座標や変更する可能性がある数を変数にしたり、計算で求めたりする 2
同様に「8.繰返し」では、円を縦横に並べるプログラムを以下のように書きました。
window.addEventListener( "load", loadFunc, false ); function loadFunc() { var canvas = document.getElementById( "stage" ); var ctx = canvas.getContext( "2d" ); ctx.strokeStyle = "#339933"; for( var i = 0; i < 9; i++ ) { for( var j = 0; j < 9; j++ ) { ctx.beginPath(); ctx.arc( 50 + j * 50, 50 + i * 50, 20, 0, Math.PI*2, false ); ctx.stroke(); } } }
繰返しの回数は、同じ数を縦横に繰り返すのであれば、2箇所に指定があるので、変数にした方が良いのはもちろんですが、それ以外も以下のように書き換えてみます。
window.addEventListener( "load", loadFunc, false ); function loadFunc() { var canvas = document.getElementById( "stage" ); var ctx = canvas.getContext( "2d" ); var repeatNum = 9; //繰返しの回数 var circlePitch = 50; //円の間隔 var circleRadius = 20; //円の半径 var pitchWidth = circlePitch * ( repeatNum - 1 ); var leftX = ( canvas.width - pitchWidth ) / 2; //余白 ctx.strokeStyle = "#339933"; for( var i = 0; i < repeatNum; i++ ) { for( var j = 0; j < repeatNum; j++ ) { var drawPointX = leftX + j * circlePitch; var drawPointY = leftX + i * circlePitch; ctx.beginPath(); ctx.arc( drawPointX, drawPointY, circleRadius, 0, Math.PI*2, false ); ctx.stroke(); } } }
8〜10行目、繰返しの回数、円の間隔(隣り合う円の中心間の距離)、円の半径をそれぞれ変数にし、12、13行目で複数の円が描かれる範囲と周囲の余白の値を求めています(余白と書きましたが、描画範囲をより円が描かれる範囲が大きい場合には、描画範囲をどれだけはみ出すかという値になります)。
19、20行目は、x座標とy座標の値を一端変数に代入しています。
このように書いて、以下、repeatNum、circlePitch、circleRadiusの値を色々と変えてみます。

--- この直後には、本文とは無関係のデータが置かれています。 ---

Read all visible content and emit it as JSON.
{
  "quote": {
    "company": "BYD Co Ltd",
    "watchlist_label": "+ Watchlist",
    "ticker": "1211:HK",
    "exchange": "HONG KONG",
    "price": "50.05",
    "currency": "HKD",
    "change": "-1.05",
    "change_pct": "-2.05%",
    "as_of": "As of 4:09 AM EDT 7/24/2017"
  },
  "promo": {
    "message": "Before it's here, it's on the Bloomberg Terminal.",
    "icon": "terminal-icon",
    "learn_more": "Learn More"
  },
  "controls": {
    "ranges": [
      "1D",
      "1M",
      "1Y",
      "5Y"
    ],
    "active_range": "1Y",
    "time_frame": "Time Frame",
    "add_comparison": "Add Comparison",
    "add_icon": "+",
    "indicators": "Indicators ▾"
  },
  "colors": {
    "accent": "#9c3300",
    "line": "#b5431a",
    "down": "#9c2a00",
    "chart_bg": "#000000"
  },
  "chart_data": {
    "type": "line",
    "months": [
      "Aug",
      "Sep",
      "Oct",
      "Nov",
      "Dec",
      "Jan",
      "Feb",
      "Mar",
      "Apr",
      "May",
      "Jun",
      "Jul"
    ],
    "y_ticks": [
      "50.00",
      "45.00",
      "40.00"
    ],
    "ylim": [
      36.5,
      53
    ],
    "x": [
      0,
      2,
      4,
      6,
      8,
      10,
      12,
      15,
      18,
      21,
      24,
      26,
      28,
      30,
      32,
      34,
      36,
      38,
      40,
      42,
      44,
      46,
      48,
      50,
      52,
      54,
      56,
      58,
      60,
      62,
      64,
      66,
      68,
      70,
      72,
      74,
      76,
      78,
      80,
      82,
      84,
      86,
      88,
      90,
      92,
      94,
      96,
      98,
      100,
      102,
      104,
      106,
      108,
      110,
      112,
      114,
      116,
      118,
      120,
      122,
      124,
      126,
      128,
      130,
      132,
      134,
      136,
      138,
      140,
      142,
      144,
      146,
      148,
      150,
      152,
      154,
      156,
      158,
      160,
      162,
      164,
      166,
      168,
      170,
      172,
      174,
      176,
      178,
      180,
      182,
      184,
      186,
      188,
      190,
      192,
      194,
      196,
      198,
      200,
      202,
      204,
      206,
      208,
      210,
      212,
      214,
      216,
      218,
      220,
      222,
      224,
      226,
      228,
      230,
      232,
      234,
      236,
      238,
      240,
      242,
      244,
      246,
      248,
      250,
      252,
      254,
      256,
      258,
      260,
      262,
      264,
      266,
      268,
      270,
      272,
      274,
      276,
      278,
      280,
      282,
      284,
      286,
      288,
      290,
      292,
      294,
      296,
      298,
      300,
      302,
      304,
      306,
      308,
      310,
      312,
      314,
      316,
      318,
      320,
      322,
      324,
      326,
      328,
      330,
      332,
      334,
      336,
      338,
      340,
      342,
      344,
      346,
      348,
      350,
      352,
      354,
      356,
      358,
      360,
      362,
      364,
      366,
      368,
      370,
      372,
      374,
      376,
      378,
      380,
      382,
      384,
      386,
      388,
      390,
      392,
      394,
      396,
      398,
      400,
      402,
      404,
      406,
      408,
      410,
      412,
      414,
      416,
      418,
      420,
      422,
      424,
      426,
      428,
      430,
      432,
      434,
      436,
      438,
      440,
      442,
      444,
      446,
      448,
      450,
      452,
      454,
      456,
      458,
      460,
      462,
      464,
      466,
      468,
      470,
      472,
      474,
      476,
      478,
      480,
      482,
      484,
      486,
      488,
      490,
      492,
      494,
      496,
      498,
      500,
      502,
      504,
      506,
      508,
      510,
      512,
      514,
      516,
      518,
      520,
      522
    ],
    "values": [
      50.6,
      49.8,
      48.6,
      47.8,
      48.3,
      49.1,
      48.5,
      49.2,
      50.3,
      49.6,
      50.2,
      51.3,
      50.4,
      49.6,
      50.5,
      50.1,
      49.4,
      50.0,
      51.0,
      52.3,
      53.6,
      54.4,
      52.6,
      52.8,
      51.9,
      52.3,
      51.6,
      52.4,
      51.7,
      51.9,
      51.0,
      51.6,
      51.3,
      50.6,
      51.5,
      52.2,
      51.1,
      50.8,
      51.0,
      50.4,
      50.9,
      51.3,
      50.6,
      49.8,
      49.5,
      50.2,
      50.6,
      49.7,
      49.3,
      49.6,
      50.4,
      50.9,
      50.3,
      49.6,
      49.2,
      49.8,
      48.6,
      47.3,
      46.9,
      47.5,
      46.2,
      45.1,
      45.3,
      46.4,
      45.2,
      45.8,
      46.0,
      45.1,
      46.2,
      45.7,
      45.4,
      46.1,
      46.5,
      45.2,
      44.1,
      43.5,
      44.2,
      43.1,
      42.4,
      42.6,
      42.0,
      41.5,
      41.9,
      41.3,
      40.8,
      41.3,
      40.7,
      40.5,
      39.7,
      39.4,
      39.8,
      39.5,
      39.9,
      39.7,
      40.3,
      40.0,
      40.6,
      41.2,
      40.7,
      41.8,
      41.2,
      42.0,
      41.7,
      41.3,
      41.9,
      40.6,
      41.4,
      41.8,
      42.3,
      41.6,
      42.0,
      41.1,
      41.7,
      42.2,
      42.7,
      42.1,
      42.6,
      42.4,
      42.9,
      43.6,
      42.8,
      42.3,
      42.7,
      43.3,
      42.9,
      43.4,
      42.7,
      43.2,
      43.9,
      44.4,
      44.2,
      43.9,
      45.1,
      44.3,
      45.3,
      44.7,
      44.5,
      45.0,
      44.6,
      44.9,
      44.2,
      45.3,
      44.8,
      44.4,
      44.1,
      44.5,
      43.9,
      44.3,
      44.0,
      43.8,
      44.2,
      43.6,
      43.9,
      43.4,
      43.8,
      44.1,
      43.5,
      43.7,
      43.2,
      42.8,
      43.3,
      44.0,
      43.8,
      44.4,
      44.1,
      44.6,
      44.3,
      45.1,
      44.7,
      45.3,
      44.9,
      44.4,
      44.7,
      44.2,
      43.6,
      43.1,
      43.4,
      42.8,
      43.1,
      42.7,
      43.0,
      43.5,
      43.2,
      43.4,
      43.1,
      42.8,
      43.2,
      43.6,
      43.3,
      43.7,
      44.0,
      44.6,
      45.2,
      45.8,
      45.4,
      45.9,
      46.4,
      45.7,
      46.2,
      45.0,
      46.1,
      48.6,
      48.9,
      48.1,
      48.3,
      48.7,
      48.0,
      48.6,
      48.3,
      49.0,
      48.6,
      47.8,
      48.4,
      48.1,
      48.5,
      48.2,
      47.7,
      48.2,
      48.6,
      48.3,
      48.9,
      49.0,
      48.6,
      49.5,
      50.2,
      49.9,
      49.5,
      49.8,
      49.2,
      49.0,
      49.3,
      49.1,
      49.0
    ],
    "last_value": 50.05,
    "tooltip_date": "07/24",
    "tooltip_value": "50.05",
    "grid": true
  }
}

repeatNum = 5 circlePitch = 10 circleRadius = 100
repeatNum = 10 circlePitch = 20 circleRadius = 100
repeatNum = 10 circlePitch = 50 circleRadius = 100
繰返しの回数、円の間隔、円の半径を変えただけで、描画処理そのものは変えていませんが、一見、同じ描画処理とは思えない差が生まれます。
この辺りまでくると、描画処理を作る、つまりヴィジュアルの作り方を作るということの雰囲気や楽しさの一端が味わえるのではないでしょうか。